Nepotismos e outros vícios

Não se pode desculpar o nepotismo dizendo que não foi por mal. Não se pode desculpar o nepotismo dizendo que outros fazem o mesmo, ou o consentem. Não se pode desculpar o nepotismo observando que há coisas piores. Não se pode desculpar a contratação de familiares elogiando-os

Verificou-se, por contabilidade tardia, que a galáxia de poder PS tem 50 membros das mesmas 20 famílias no Governo e no parlamento.
Escândalo, com o PCP tímido ("não é o principal problema"), o BE mais ou menos indignado ("temos de refletir"), o PSD e o PP reclamantes.
A vozearia engrossou, depois de Cavaco Silva lembrar que, nos seus governos, nunca houve relações de sangue.
António Costa retorquiu e afirmou quatro coisas.
Primeiro, que as pessoas nomeadas eram "competentes". E que um marido e a sua mulher podem ter opiniões diferentes, "e continuar felizes" (não invento).

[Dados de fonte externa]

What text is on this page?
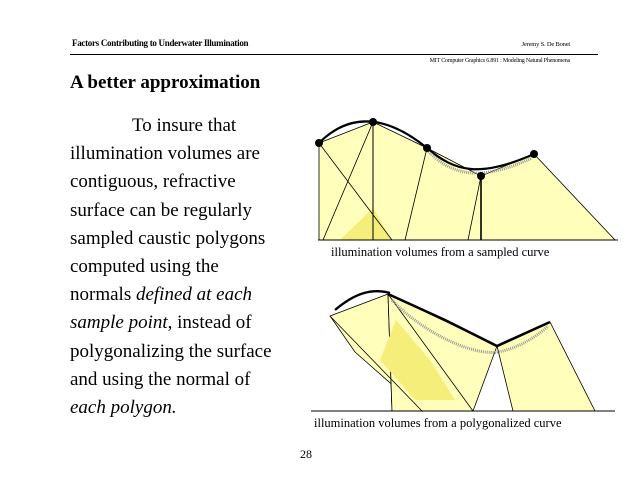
Factors Contributing to Underwater Illumination	Jeremy S. De Bonet
MIT Computer Graphics 6.891 : Modeling Natural Phenomena
A better approximation
To insure that
illumination volumes are
contiguous, refractive
surface can be regularly
sampled caustic polygons
computed using the
normals defined at each
sample point, instead of
polygonalizing the surface
and using the normal of
each polygon.
illumination volumes from a sampled curve
illumination volumes from a polygonalized curve
28
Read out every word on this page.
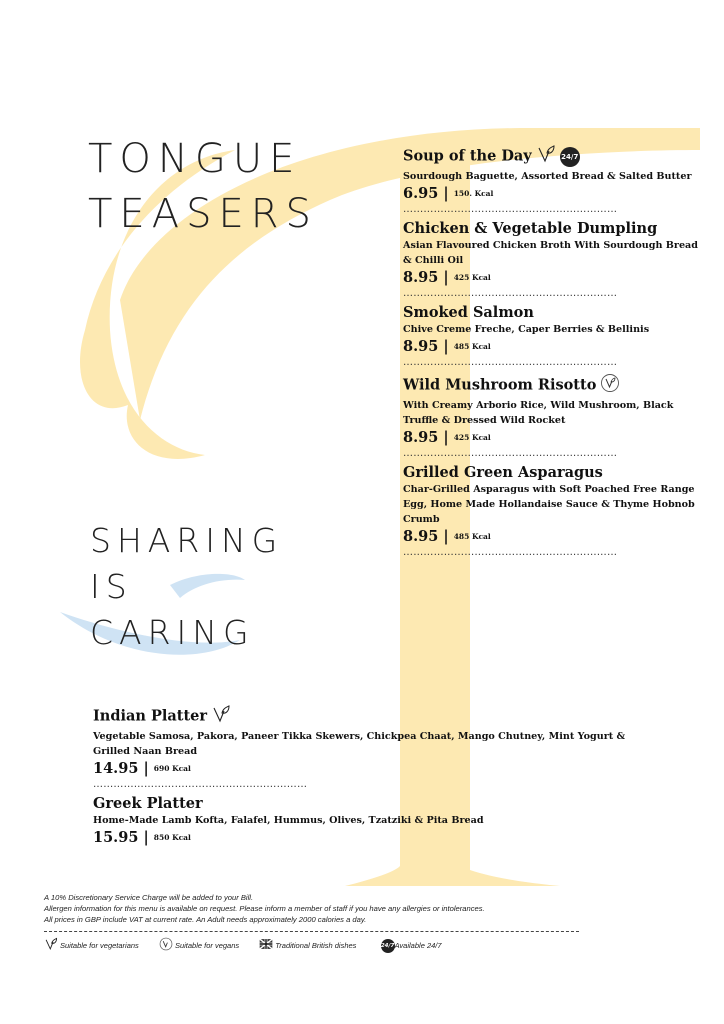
TONGUE
TEASERS
SHARING
IS
CARING
Soup of the Day	24/7
Sourdough Baguette, Assorted Bread & Salted Butter
6.95 | 150. Kcal
………………………………………………………
Chicken & Vegetable Dumpling
Asian Flavoured Chicken Broth With Sourdough Bread & Chilli Oil
8.95 | 425 Kcal
………………………………………………………
Smoked Salmon
Chive Creme Freche, Caper Berries & Bellinis
8.95 | 485 Kcal
………………………………………………………
Wild Mushroom Risotto
With Creamy Arborio Rice, Wild Mushroom, Black Truffle & Dressed Wild Rocket
8.95 | 425 Kcal
………………………………………………………
Grilled Green Asparagus
Char-Grilled Asparagus with Soft Poached Free Range Egg, Home Made Hollandaise Sauce & Thyme Hobnob Crumb
8.95 | 485 Kcal
………………………………………………………
Indian Platter
Vegetable Samosa, Pakora, Paneer Tikka Skewers, Chickpea Chaat, Mango Chutney, Mint Yogurt & Grilled Naan Bread
14.95 | 690 Kcal
………………………………………………………
Greek Platter
Home-Made Lamb Kofta, Falafel, Hummus, Olives, Tzatziki & Pita Bread
15.95 | 850 Kcal
A 10% Discretionary Service Charge will be added to your Bill.
Allergen information for this menu is available on request. Please inform a member of staff if you have any allergies or intolerances.
All prices in GBP include VAT at current rate. An Adult needs approximately 2000 calories a day.
Suitable for vegetarians	Suitable for vegans	Traditional British dishes	24/7Available 24/7
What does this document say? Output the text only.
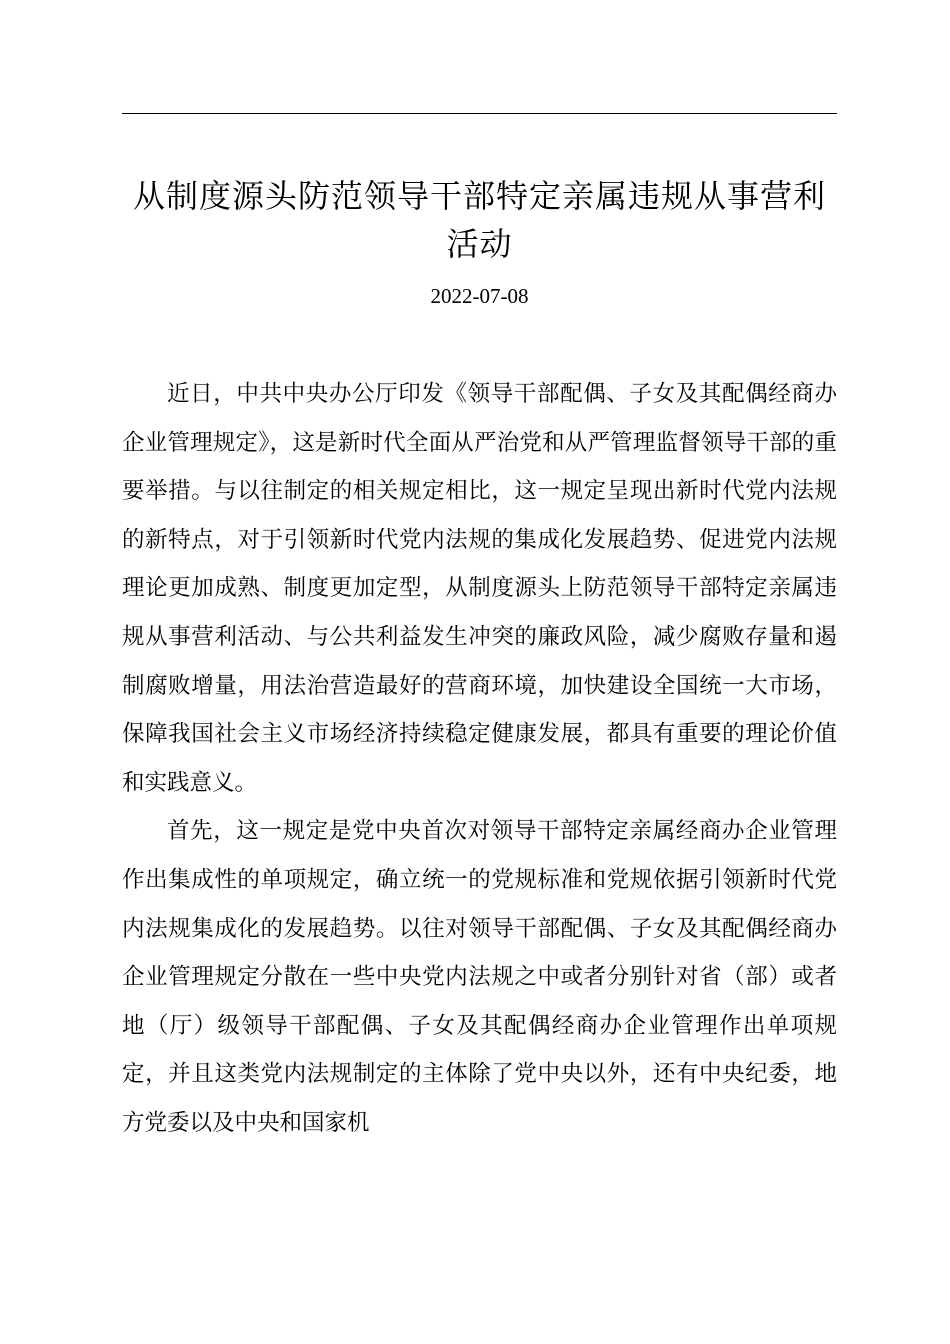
从制度源头防范领导干部特定亲属违规从事营利活动
2022-07-08

近日，中共中央办公厅印发《领导干部配偶、子女及其配偶经商办企业管理规定》，这是新时代全面从严治党和从严管理监督领导干部的重要举措。与以往制定的相关规定相比，这一规定呈现出新时代党内法规的新特点，对于引领新时代党内法规的集成化发展趋势、促进党内法规理论更加成熟、制度更加定型，从制度源头上防范领导干部特定亲属违规从事营利活动、与公共利益发生冲突的廉政风险，减少腐败存量和遏制腐败增量，用法治营造最好的营商环境，加快建设全国统一大市场，保障我国社会主义市场经济持续稳定健康发展，都具有重要的理论价值和实践意义。

首先，这一规定是党中央首次对领导干部特定亲属经商办企业管理作出集成性的单项规定，确立统一的党规标准和党规依据引领新时代党内法规集成化的发展趋势。以往对领导干部配偶、子女及其配偶经商办企业管理规定分散在一些中央党内法规之中或者分别针对省（部）或者地（厅）级领导干部配偶、子女及其配偶经商办企业管理作出单项规定，并且这类党内法规制定的主体除了党中央以外，还有中央纪委，地方党委以及中央和国家机
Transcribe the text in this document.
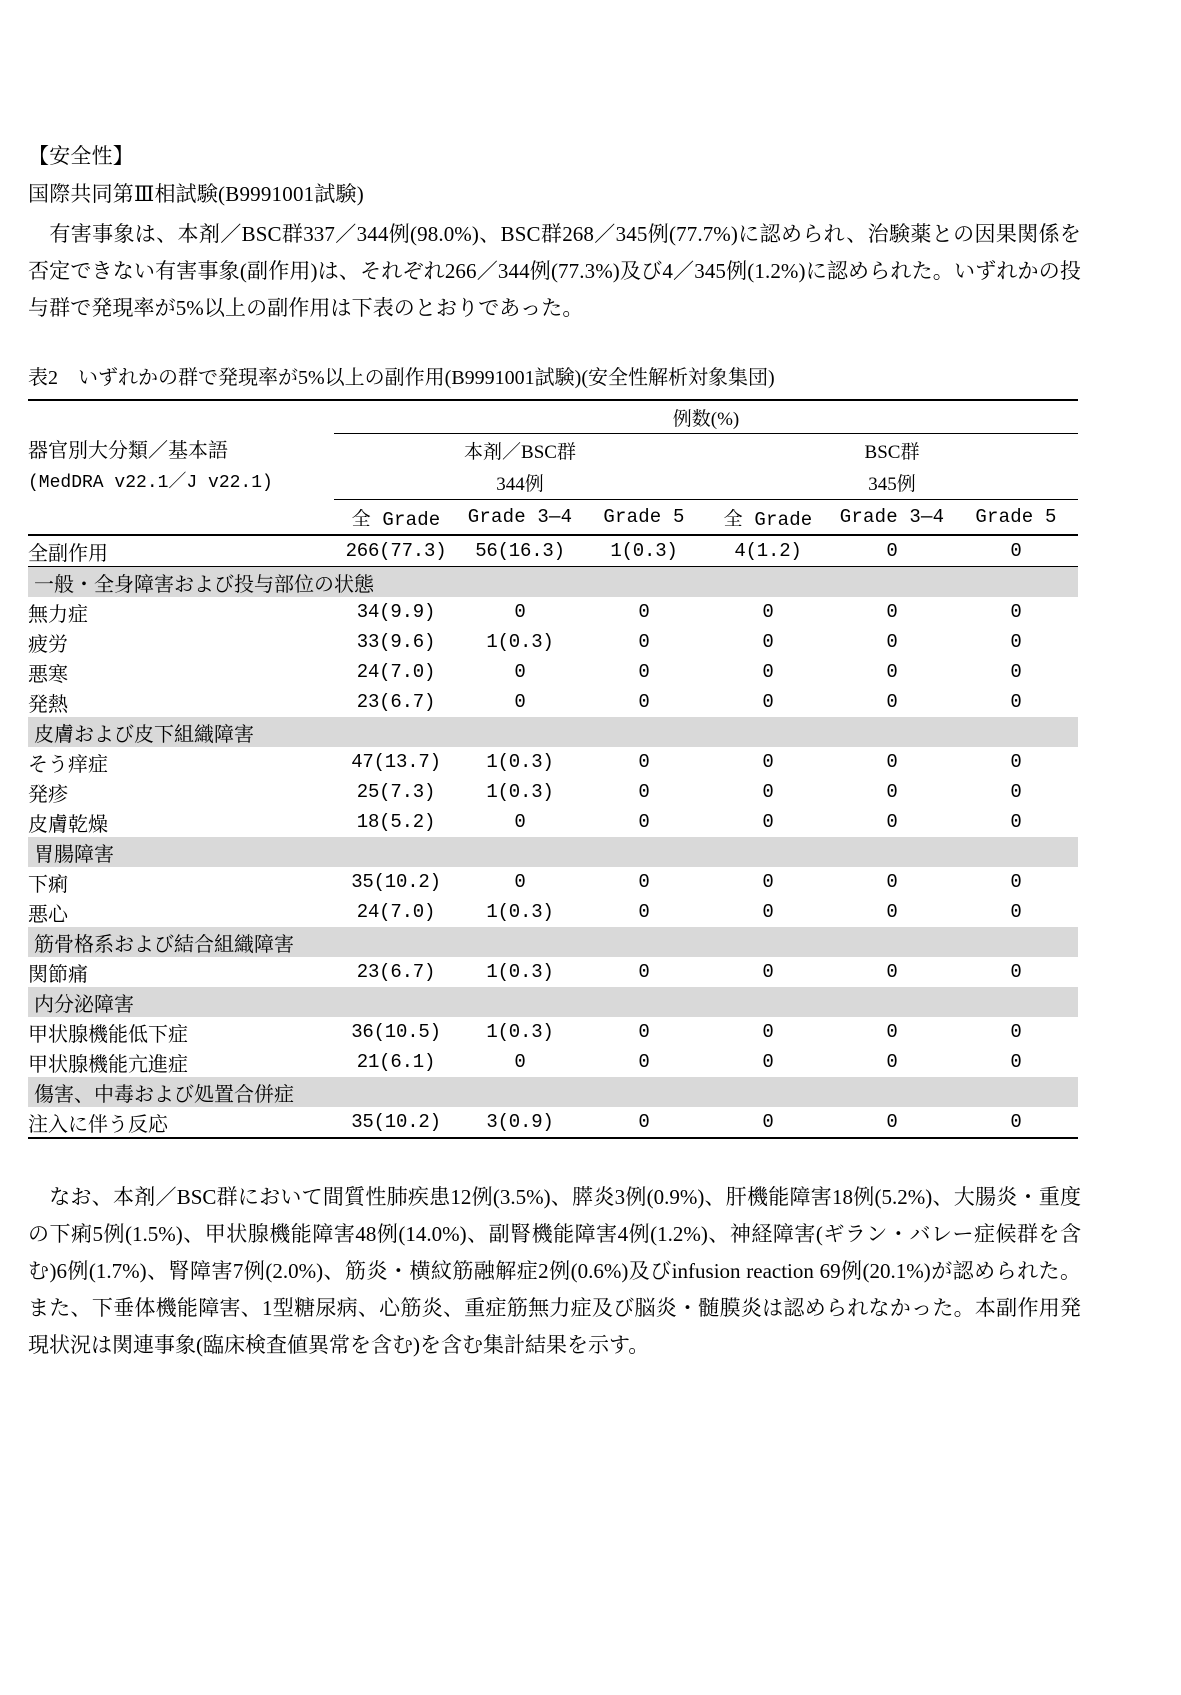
【安全性】
国際共同第Ⅲ相試験(B9991001試験)
　有害事象は、本剤／BSC群337／344例(98.0%)、BSC群268／345例(77.7%)に認められ、治験薬との因果関係を否定できない有害事象(副作用)は、それぞれ266／344例(77.3%)及び4／345例(1.2%)に認められた。いずれかの投与群で発現率が5%以上の副作用は下表のとおりであった。
表2　いずれかの群で発現率が5%以上の副作用(B9991001試験)(安全性解析対象集団)
	例数(%)					

器官別大分類／基本語
(MedDRA v22.1／J v22.1)	本剤／BSC群			BSC群		
	344例			345例		
	全 Grade	Grade 3—4	Grade 5	全 Grade	Grade 3—4	Grade 5
全副作用	266(77.3)	56(16.3)	1(0.3)	4(1.2)	0	0
一般・全身障害および投与部位の状態						
無力症	34(9.9)	0	0	0	0	0
疲労	33(9.6)	1(0.3)	0	0	0	0
悪寒	24(7.0)	0	0	0	0	0
発熱	23(6.7)	0	0	0	0	0
皮膚および皮下組織障害						
そう痒症	47(13.7)	1(0.3)	0	0	0	0
発疹	25(7.3)	1(0.3)	0	0	0	0
皮膚乾燥	18(5.2)	0	0	0	0	0
胃腸障害						
下痢	35(10.2)	0	0	0	0	0
悪心	24(7.0)	1(0.3)	0	0	0	0
筋骨格系および結合組織障害						
関節痛	23(6.7)	1(0.3)	0	0	0	0
内分泌障害						
甲状腺機能低下症	36(10.5)	1(0.3)	0	0	0	0
甲状腺機能亢進症	21(6.1)	0	0	0	0	0
傷害、中毒および処置合併症						
注入に伴う反応	35(10.2)	3(0.9)	0	0	0	0

　なお、本剤／BSC群において間質性肺疾患12例(3.5%)、膵炎3例(0.9%)、肝機能障害18例(5.2%)、大腸炎・重度の下痢5例(1.5%)、甲状腺機能障害48例(14.0%)、副腎機能障害4例(1.2%)、神経障害(ギラン・バレー症候群を含む)6例(1.7%)、腎障害7例(2.0%)、筋炎・横紋筋融解症2例(0.6%)及びinfusion reaction 69例(20.1%)が認められた。また、下垂体機能障害、1型糖尿病、心筋炎、重症筋無力症及び脳炎・髄膜炎は認められなかった。本副作用発現状況は関連事象(臨床検査値異常を含む)を含む集計結果を示す。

A seguir, que um "gabinete não é um órgão de administração pública", aparentemente implicando que, se fosse, a família seria incomportável.
Depois, que Cavaco pode não ter albergado dinastias nos seus executivos, mas consentiu vários outros abusos e opacidades.
Por fim, que foi o mesmo Cavaco que deu posse ao atual Governo, onde já se sentavam quatro familiares, não objetando então sobre o seu perfil.
António Costa jurou ainda, não sobre a Bíblia mas sobre as ondas hertzianas, que consigo os governantes não sairão do trono para governar bancos que vão à falência, à custa dos contribuintes, ou gerir empresas com as quais contrataram, enquanto ministros, ou adquirir ativos em firmas que antes privatizaram.
Que, em suma, ninguém da sua equipa entrará na "promiscuidade" entre política e negócios.
É preciso começar pelo fim.
Ficámos a saber que o PM possui um dom especial, para além do poder formal: conseguirá determinar a conduta dos seus presentes colaboradores políticos, mesmo quando estes deixarem de o ser.
Depois, convém ir ao princípio.
Não brinquemos com o nepotismo. A sua origem histórica radica nos piores momentos da Igreja, quando os "sobrinhos" dos eclesiásticos eram elevados, mas é hoje universalmente censurável como o vício político que favorece familiares, a começar pela simples nomeação.
Numa sociedade decente, o erário público não pode pagar a pessoas da mesma família, que não tenham ingressado em funções por concurso. A "competência", a "irrequietude", a "beleza" e todas as outras qualidades subjetivas podem dar boas discussões, e cartas de justificação, entre o patético e o surreal, mas são inúteis: a questão primeira é a do impossível laço de sangue.
Mas claro que o nepotismo é apenas uma das patologias a combater.
A incompatibilidade de cargos públicos com interesses empresariais, anteriores ou posteriores, deve preocupar qualquer um, pois favorece a corrupção. Daí a Lei 4/93, e sobretudo os seus artigos 5, 8, 9 e 9A, que proíbem a "promiscuidade" referida por Costa, e que a "sindicam e publicitam", ao contrário do que o mesmo afirma.
Aplique-se plenamente a norma, em vez de se querer menos.
Quanto à "monarquização" dos governos e serviços de apoio, e à sua transformação em corte, com muitos familiares dependentes e ainda mais independentes, seria também precisa uma lei estrita que o proibisse.
Ao filho de César não basta ser sério. É preciso parecê-lo.
Ao marido de Cornélia, Pompeia e Calpúrnia (Caio Júlio himself) não basta parecer sério. É preciso sê-lo.